Un diagnostic largement partagé met en évidence plusieurs défis structurels, notamment l'absence historique de cadastres exhaustifs, la faible visibilité des assiettes foncières en particulier dans les zones à forte activité économique ainsi que la complexité des procédures d'accès au foncier.
Des échanges techniques et une forte mobilisation académique
Le panel a été marqué par des interventions techniques de haut niveau, portées par des experts du cadastre, des systèmes d'information et de la modernisation foncière.
Parmi les intervenants figuraient notamment M. Ousseynou Niang, responsable des bases de données et des systèmes d'information du PROCASEF, M. François Ndiaye, directeur du Cadastre et commissaire du gouvernement auprès de l'Ordre des géomètres-experts du Sénégal, M. Tidiane Badji, coordonnateur du Programme de modernisation de la gestion foncière (PROMOGEF), ainsi que M. Serigne Moussa Diop, directeur du Centre de formation et de documentation (CEFOD) et chef du Bureau de la communication et de la qualité (BCOMQ), qui a assuré la modération des échanges.

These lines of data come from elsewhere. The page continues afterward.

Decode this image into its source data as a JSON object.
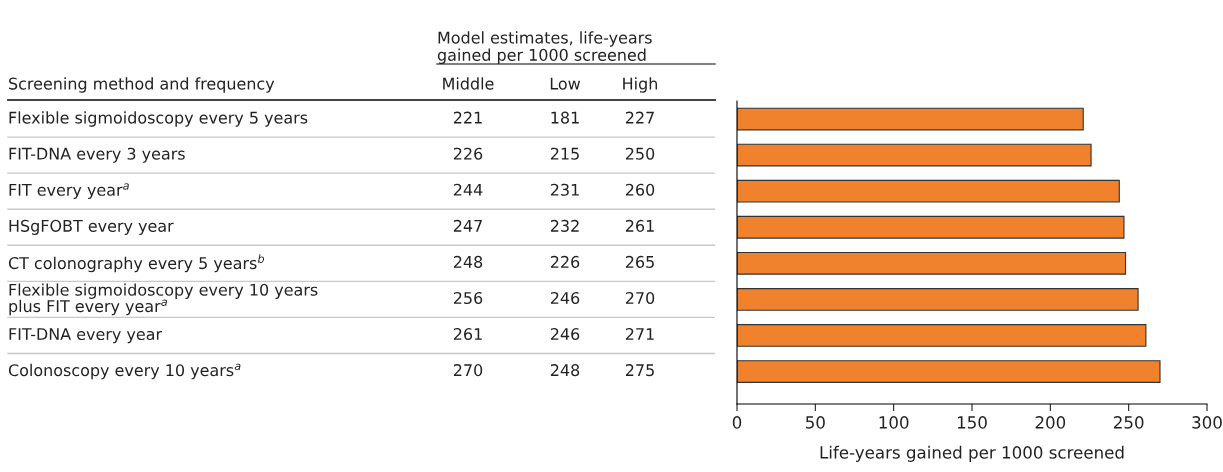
{
  "chart_data": [
    {
      "type": "other",
      "data_labels": true,
      "title": "Model estimates, life-years\ngained per 1000 screened",
      "annotations": [
        "Screening method and frequency"
      ],
      "categories": [
        "Flexible sigmoidoscopy every 5 years",
        "FIT-DNA every 3 years",
        "FIT every year$^{a}$",
        "HSgFOBT every year",
        "CT colonography every 5 years$^{b}$",
        "Flexible sigmoidoscopy every 10 years\nplus FIT every year$^{a}$",
        "FIT-DNA every year",
        "Colonoscopy every 10 years$^{a}$"
      ],
      "series": [
        {
          "name": "Middle",
          "values": [
            221,
            226,
            244,
            247,
            248,
            256,
            261,
            270
          ]
        },
        {
          "name": "Low",
          "values": [
            181,
            215,
            231,
            232,
            226,
            246,
            246,
            248
          ]
        },
        {
          "name": "High",
          "values": [
            227,
            250,
            260,
            261,
            265,
            270,
            271,
            275
          ]
        }
      ]
    },
    {
      "type": "bar",
      "orientation": "horizontal",
      "categories": [
        null,
        null,
        null,
        null,
        null,
        null,
        null,
        null
      ],
      "values": [
        221,
        226,
        244,
        247,
        248,
        256,
        261,
        270
      ],
      "color": "#f0822d",
      "xlim": [
        0,
        300
      ],
      "xticks": [
        0,
        50,
        100,
        150,
        200,
        250,
        300
      ],
      "xlabel": "Life-years gained per 1000 screened"
    }
  ]
}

Intervenant sur les enjeux du cadastre et de la sécurisation foncière, M. Ousseynou Niang a mis en avant la contribution déterminante du PROCASEF dans la dématérialisation des procédures foncières. Il a notamment souligné que le programme « a pour ambition d'interconnecter le niveau central et le niveau territorial », afin d'assurer une meilleure fiabilité des données foncières et une circulation fluide de l'information entre les administrations.
De son côté, M. François Ndiaye a insisté sur le rôle stratégique du cadastre dans la réforme foncière. Selon lui, la dématérialisation constitue un levier essentiel pour réduire les conflits fonciers, améliorer la traçabilité des titres et restaurer la confiance entre l'administration et les usagers.
Pour M. Tidiane Badji, la réforme engagée vise avant tout à poser les bases d'un système foncier moderne, cohérent et harmonisé. Il a rappelé que la modernisation des outils et des procédures permettra de rationaliser la gestion du foncier, tout en renforçant la sécurité juridique des droits de propriété.
La présence remarquée des étudiants de l'École nationale d'administration (ENA) a également témoigné de l'intérêt académique et institutionnel suscité par les enjeux fonciers et numériques.
Vers un système de gestion foncière entièrement dématérialisé
Pour répondre à ces défis, la DGID a engagé un projet d'acquisition d'un système intégré de gestion foncière, destiné à dématérialiser l'ensemble des procédures métiers liées au foncier.
Cette réforme numérique vise la mise en place d'un bloc foncier cohérent, articulé autour de trois ambitions majeures : sécuriser les droits de propriété au bénéfice des citoyens, des collectivités territoriales et des investisseurs ; renforcer la transparence et la traçabilité des décisions foncières, conditions essentielles à l'instauration de la confiance ; et améliorer la gouvernance économique et fiscale grâce à une meilleure connaissance du tissu économique, à l'élargissement de l'assiette fiscale et à une mobilisation plus efficace des ressources internes.
À travers ce panel, la DGID a réaffirmé sa volonté d'inscrire la transformation numérique du foncier au cœur des politiques publiques. Une démarche visant non seulement à moderniser l'administration, mais aussi à garantir un accès équitable, sécurisé et transparent à la propriété, condition essentielle d'un développement territorial inclusif et durable.
Ce rendez-vous de la FIDAK 2025 aura ainsi permis de poser les bases d'une réflexion collective sur l'avenir du foncier au Sénégal, à l'ère de la digitalisation des services publics.